On Tue, Apr 4, 2017 at 10:04 AM, Phillip Hallam-Baker <phill@hallambaker.com> wrote:

This is a call for technical assistance with a crypto project. Hopefully it will be of wider benefit if successful.

The Mathematical Mesh has the goal of making computers easier to use by

You mean http://www.prismproof.org/

making them more secure. Note the order. While there are some times that it is appropriate for a cryptographic key to require the user to enter a PIN or the like to use it, that cannot be the default requirement, nor is it acceptable to just leave private keys sitting on disk unencrypted.

Windows and OSX both provide features that cause private keys and other credentials to be unlocked automatically using the user's password as a PIN. I want to achieve the same on Ubuntu. I am happy if the solution can also be carried across to other Linux and FreeBSD but don't have resources to cover anything else.

Various tools / ports / projects in both Linux and BSD do exist that will get you magical login encrypted homedirs. OSX also has it. Now that per dataset crypto keying is in ZFS, you might expect to see some uniform use of it spread across everything except Windows. http://open-zfs.org/wiki/ZFS-Native_Encryption https://youtu.be/frnLiXclAMo https://drive.google.com/file/d/0B5hUzsxe4cdmU3ZTRXNxa2JIaDQ/view?usp=sharin... http://pefs.io/ https://github.com/glk/pefs https://wiki.freebsd.org/PEFS http://glebkurtsou.blogspot.com/search/label/pefs You could find other implementations, FUSE, PAM, login, etc here... https://www.freebsd.org/ports/categories-grouped.html Linux does bunch of things with FUSE / PAM / dmcrypt.

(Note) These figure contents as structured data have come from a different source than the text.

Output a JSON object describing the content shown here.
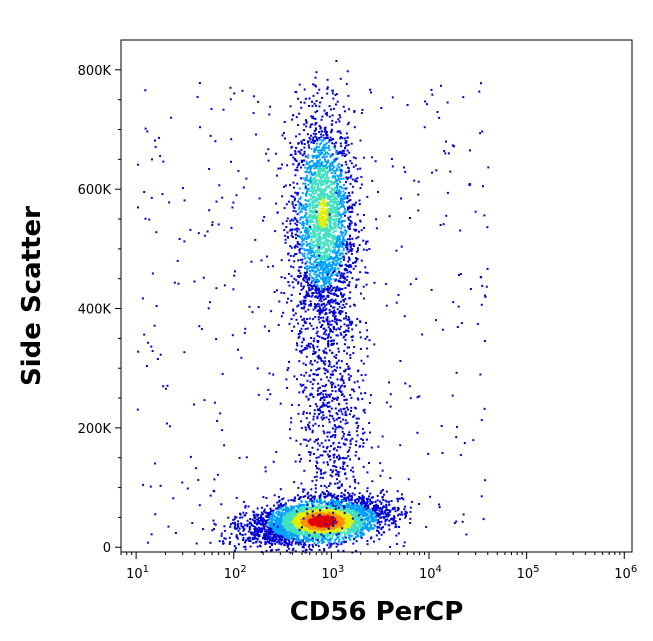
{
  "chart_data": {
    "type": "scatter",
    "plot_style": "flow cytometry density dot plot",
    "xlabel": "CD56 PerCP",
    "ylabel": "Side Scatter",
    "x_scale": "log",
    "xlim": [
      7,
      1200000
    ],
    "ylim": [
      -8000,
      850000
    ],
    "x_ticks": [
      {
        "base": "10",
        "exp": "1",
        "value": 10
      },
      {
        "base": "10",
        "exp": "2",
        "value": 100
      },
      {
        "base": "10",
        "exp": "3",
        "value": 1000
      },
      {
        "base": "10",
        "exp": "4",
        "value": 10000
      },
      {
        "base": "10",
        "exp": "5",
        "value": 100000
      },
      {
        "base": "10",
        "exp": "6",
        "value": 1000000
      }
    ],
    "y_ticks": [
      {
        "label": "0",
        "value": 0
      },
      {
        "label": "200K",
        "value": 200000
      },
      {
        "label": "400K",
        "value": 400000
      },
      {
        "label": "600K",
        "value": 600000
      },
      {
        "label": "800K",
        "value": 800000
      }
    ],
    "populations": [
      {
        "center_x": 800,
        "center_y": 540000,
        "spread_log_x": 0.16,
        "spread_y": 95000,
        "density": "high"
      },
      {
        "center_x": 700,
        "center_y": 45000,
        "spread_log_x": 0.35,
        "spread_y": 17000,
        "density": "very high"
      },
      {
        "center_x": 1000,
        "center_y": 220000,
        "spread_log_x": 0.18,
        "spread_y": 120000,
        "density": "low"
      }
    ],
    "color_scale": [
      "#0000d0",
      "#00a0ff",
      "#40e0c0",
      "#e0f000",
      "#ff9000",
      "#e00000"
    ],
    "grid": false
  }
}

Even the old NFS crypto loopback still exists.

The authentication mechanism is PAM. So far, the only documentation I have found has been of the barely more comprehensible than the code variety.

https://en.wikipedia.org/wiki/OpenPAM http://www.openpam.org/ https://www.freebsd.org/cgi/man.cgi?apropos=1&query=pam https://www.freebsd.org/cgi/man.cgi?query=pam.conf

* Is hooking PAM the way to go

Probably, or quite commonly. More tricky is defining and detecting whatever is considered to be a logout state, timeout, loss of human user, etc.

or should I try to make use of an encrypted directory mechanism instead?

If that is what you want as part of an outcome, then yes.

* If PAM is the way to go, where might I find a working example for using the login password to unlock a private keystore?

See above links. Other people will probably post others.

* Has someone already done this for GPG Agent?

Probably.

In addition, one of the layered applications, Mesh/Confirm offers two factor authentication (among other things) so an example showing how to integrate a network authentication mechanism would be useful.

The architecture I am thinking of would be:

1) User logs in with password.

2) Password is passed to the unlock keys mechanism which uses it to unlock a master key.

3) Processes running under the master key account can request unlocking of profile data stored under it.

Of course, it is quite possible that the magic required to bridge the gap between 2 and 3 means effectively recreating GPGAgent.